Mr Pitlochry-Howard, Billy’s anxious, bespectacled form teacher, hurried up to us.
‘The spelling test is nothing to worry about,’ he said anxiously. Mr Wallaker wandered up to eavesdrop. ‘Billy’s a very bright boy, he just needs—’
‘He needs more organization at home,’ said Mr Wallaker.
‘But, you see, Mr Wallaker,’ said Mr Pitlochry-Howard, blushing slightly, ‘Billy has had a very difficult—’
‘Yes, I know what happened to Billy’s father,’ Mr Wallaker said quietly.
‘So we must make some allowances. It will be fine, Mrs Darcy. You are not to worry,’ said Mr Pitlochry-Howard. Then he pottered off, leaving me glowering at Mr Wallaker.
‘Billy needs discipline and structure,’ he said. ‘That’s what will help him.’
‘He does have discipline. And he gets enough of your sort of discipline on the sports field. And in the chess class.’
‘You call that discipline? Wait till he gets to boarding school.’
‘Boarding school?’ I said, thinking of how Mark had made me promise not to send them away like him. ‘He’s not going to boarding school.’
‘What’s wrong with boarding school? My boys are at boarding school. Pushes them to their limits, teaches them valour, courage—’

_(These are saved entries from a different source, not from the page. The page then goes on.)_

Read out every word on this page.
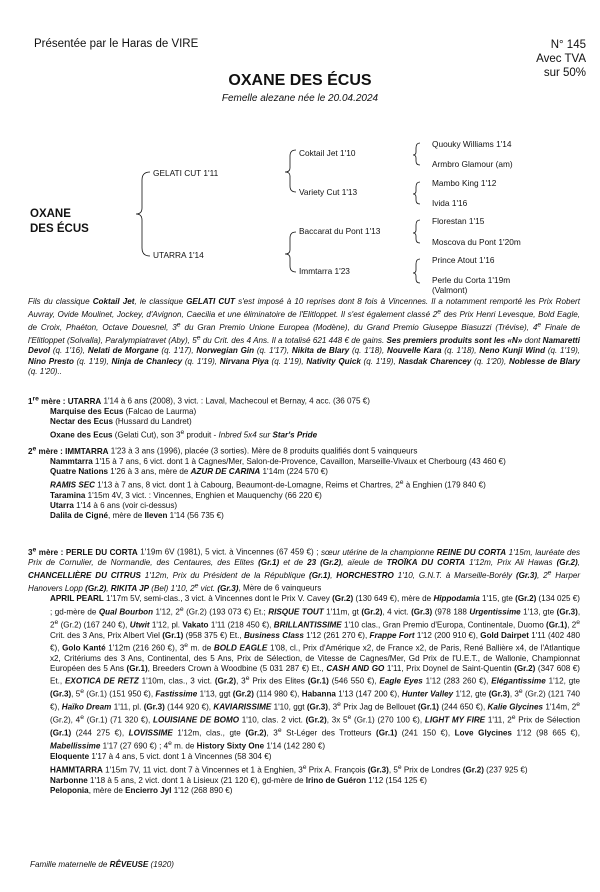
Présentée par le Haras de VIRE	N° 145
Avec TVA
sur 50%
OXANE DES ÉCUS
Femelle alezane née le 20.04.2024
OXANE
DES ÉCUS
GELATI CUT 1'11
UTARRA 1'14
Coktail Jet 1'10
Variety Cut 1'13
Baccarat du Pont 1'13
Immtarra 1'23
Quouky Williams 1'14
Armbro Glamour (am)
Mambo King 1'12
Ivida 1'16
Florestan 1'15
Moscova du Pont 1'20m
Prince Atout 1'16
Perle du Corta 1'19m
(Valmont)
Fils du classique Coktail Jet, le classique GELATI CUT s'est imposé à 10 reprises dont 8 fois à Vincennes. Il a notamment remporté les Prix Robert Auvray, Ovide Moulinet, Jockey, d'Avignon, Caecilia et une éliminatoire de l'Elitloppet. Il s'est également classé 2e des Prix Henri Levesque, Bold Eagle, de Croix, Phaéton, Octave Douesnel, 3e du Gran Premio Unione Europea (Modène), du Grand Premio Giuseppe Biasuzzi (Trévise), 4e Finale de l'Elitloppet (Solvalla), Paralympiatravet (Aby), 5e du Crit. des 4 Ans. Il a totalisé 621 448 € de gains. Ses premiers produits sont les «N» dont Namaretti Devol (q. 1'16), Nelati de Morgane (q. 1'17), Norwegian Gin (q. 1'17), Nikita de Blary (q. 1'18), Nouvelle Kara (q. 1'18), Neno Kunji Wind (q. 1'19), Nino Presto (q. 1'19), Ninja de Chanlecy (q. 1'19), Nirvana Piya (q. 1'19), Nativity Quick (q. 1'19), Nasdak Charencey (q. 1'20), Noblesse de Blary (q. 1'20)..
1re mère : UTARRA 1'14 à 6 ans (2008), 3 vict. : Laval, Machecoul et Bernay, 4 acc. (36 075 €)
Marquise des Ecus (Falcao de Laurma)
Nectar des Ecus (Hussard du Landret)
Oxane des Ecus (Gelati Cut), son 3e produit - Inbred 5x4 sur Star's Pride
2e mère : IMMTARRA 1'23 à 3 ans (1996), placée (3 sorties). Mère de 8 produits qualifiés dont 5 vainqueurs
Nammtarra 1'15 à 7 ans, 6 vict. dont 1 à Cagnes/Mer, Salon-de-Provence, Cavaillon, Marseille-Vivaux et Cherbourg (43 460 €)
Quatre Nations 1'26 à 3 ans, mère de AZUR DE CARINA 1'14m (224 570 €)
RAMIS SEC 1'13 à 7 ans, 8 vict. dont 1 à Cabourg, Beaumont-de-Lomagne, Reims et Chartres, 2e à Enghien (179 840 €)
Taramina 1'15m 4V, 3 vict. : Vincennes, Enghien et Mauquenchy (66 220 €)
Utarra 1'14 à 6 ans (voir ci-dessus)
Dalila de Cigné, mère de Ileven 1'14 (56 735 €)
3e mère : PERLE DU CORTA 1'19m 6V (1981), 5 vict. à Vincennes (67 459 €) ; sœur utérine de la championne REINE DU CORTA 1'15m, lauréate des Prix de Cornulier, de Normandie, des Centaures, des Elites (Gr.1) et de 23 (Gr.2), aïeule de TROÏKA DU CORTA 1'12m, Prix Ali Hawas (Gr.2), CHANCELLIÈRE DU CITRUS 1'12m, Prix du Président de la République (Gr.1), HORCHESTRO 1'10, G.N.T. à Marseille-Borély (Gr.3), 2e Harper Hanovers Lopp (Gr.2), RIKITA JP (Bel) 1'10, 2e vict. (Gr.3), Mère de 6 vainqueurs
APRIL PEARL 1'17m 5V, semi-clas., 3 vict. à Vincennes dont le Prix V. Cavey (Gr.2) (130 649 €), mère de Hippodamia 1'15, gte (Gr.2) (134 025 €) ; gd-mère de Qual Bourbon 1'12, 2e (Gr.2) (193 073 €) Et.; RISQUE TOUT 1'11m, gt (Gr.2), 4 vict. (Gr.3) (978 188 Urgentissime 1'13, gte (Gr.3), 2e (Gr.2) (167 240 €), Utwit 1'12, pl. Vakato 1'11 (218 450 €), BRILLANTISSIME 1'10 clas., Gran Premio d'Europa, Continentale, Duomo (Gr.1), 2e Crit. des 3 Ans, Prix Albert Viel (Gr.1) (958 375 €) Et., Business Class 1'12 (261 270 €), Frappe Fort 1'12 (200 910 €), Gold Dairpet 1'11 (402 480 €), Golo Kanté 1'12m (216 260 €), 3e m. de BOLD EAGLE 1'08, cl., Prix d'Amérique x2, de France x2, de Paris, René Ballière x4, de l'Atlantique x2, Critériums des 3 Ans, Continental, des 5 Ans, Prix de Sélection, de Vitesse de Cagnes/Mer, Gd Prix de l'U.E.T., de Wallonie, Championnat Européen des 5 Ans (Gr.1), Breeders Crown à Woodbine (5 031 287 €) Et., CASH AND GO 1'11, Prix Doynel de Saint-Quentin (Gr.2) (347 608 €) Et., EXOTICA DE RETZ 1'10m, clas., 3 vict. (Gr.2), 3e Prix des Elites (Gr.1) (546 550 €), Eagle Eyes 1'12 (283 260 €), Elégantissime 1'12, gte (Gr.3), 5e (Gr.1) (151 950 €), Fastissime 1'13, ggt (Gr.2) (114 980 €), Habanna 1'13 (147 200 €), Hunter Valley 1'12, gte (Gr.3), 3e (Gr.2) (121 740 €), Haïko Dream 1'11, pl. (Gr.3) (144 920 €), KAVIARISSIME 1'10, ggt (Gr.3), 3e Prix Jag de Bellouet (Gr.1) (244 650 €), Kalie Glycines 1'14m, 2e (Gr.2), 4e (Gr.1) (71 320 €), LOUISIANE DE BOMO 1'10, clas. 2 vict. (Gr.2), 3x 5e (Gr.1) (270 100 €), LIGHT MY FIRE 1'11, 2e Prix de Sélection (Gr.1) (244 275 €), LOVISSIME 1'12m, clas., gte (Gr.2), 3e St-Léger des Trotteurs (Gr.1) (241 150 €), Love Glycines 1'12 (98 665 €), Mabellissime 1'17 (27 690 €) ; 4e m. de History Sixty One 1'14 (142 280 €)
Eloquente 1'17 à 4 ans, 5 vict. dont 1 à Vincennes (58 304 €)
HAMMTARRA 1'15m 7V, 11 vict. dont 7 à Vincennes et 1 à Enghien, 3e Prix A. François (Gr.3), 5e Prix de Londres (Gr.2) (237 925 €)
Narbonne 1'18 à 5 ans, 2 vict. dont 1 à Lisieux (21 120 €), gd-mère de Irino de Guéron 1'12 (154 125 €)
Peloponia, mère de Encierro Jyl 1'12 (268 890 €)
Famille maternelle de RÊVEUSE (1920)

‘What about when things go wrong? What about someone to listen to them when they don’t win? What about fun, what about love and cuddles?’
‘Cuddles?’ he said incredulously. ‘Cuddles?’
‘Yes,’ I said. ‘They’re children – they’re not productivity machines. They need to learn how to manage when things don’t go right.’
‘Get on top of the homework. More important than sitting in the hairdresser’s.’
‘I will have you know,’ I said, drawing myself up to my full height, ‘that I am a professional woman and am writing an updating of Hedda Gabbler by Anton Chekhov, which is shortly to go into production with a movie company. Come along, Billy,’ I said, sweeping him off towards the school gates muttering, ‘Honestly. Mr Wallaker is so rude and bossy.’
‘But I like Mr Wallaker,’ said Billy, looking horrified.
‘Mrs Darcy?’
I turned, furious.
‘Hedda Gabbler, you said?’
‘Yes,’ I said proudly.
‘By Anton Chekhov?’
‘Yes.’
‘I think you’ll find it’s by Henrik Ibsen. And I think you’ll find Gabbler is spelt, and indeed pronounced, with just the one b.’
6 p.m. Oh, f*ck. Just googled Hedda Gabbler and it IS by Henrik Ibsen and spelt with one b but ‘Hedda Gabbler by Anton Chekhov’ is now all over the front page of everyone’s script. Never mind. If nobody at Greenlight has noticed it, there’s no point telling them now. I can always pretend it was intelligent irony.
9.15 p.m. Kitchen table is covered in charts. These are the charts as follows:
CHART ONE – DAY HOMEWORK IS ISSUED
e.g. Monday: maths, word problems and suffixes, for Tuesday morning. Tuesday: Indian god colouring and evaluate Craft and Design – bread, mice, etc.
CHART TWO – DAY HOMEWORK IS TO BE DELIVERED
CHART THREE
Possibly redundant chart, attempting to incorporate elements of both Chart One and Chart Two using different colours.
CHART FOUR – WHAT HOMEWORK SHOULD IDEALLY BE DONE ON WHICH DAY
e.g. Monday: draw and colour ‘family crest’ for the ‘ic’ Suffix Family. Colour in Indian god’s arms.
Ooh, doorbell.
11 p.m. Was Jude, in a traumatized state, falling inside and wandering shakily downstairs.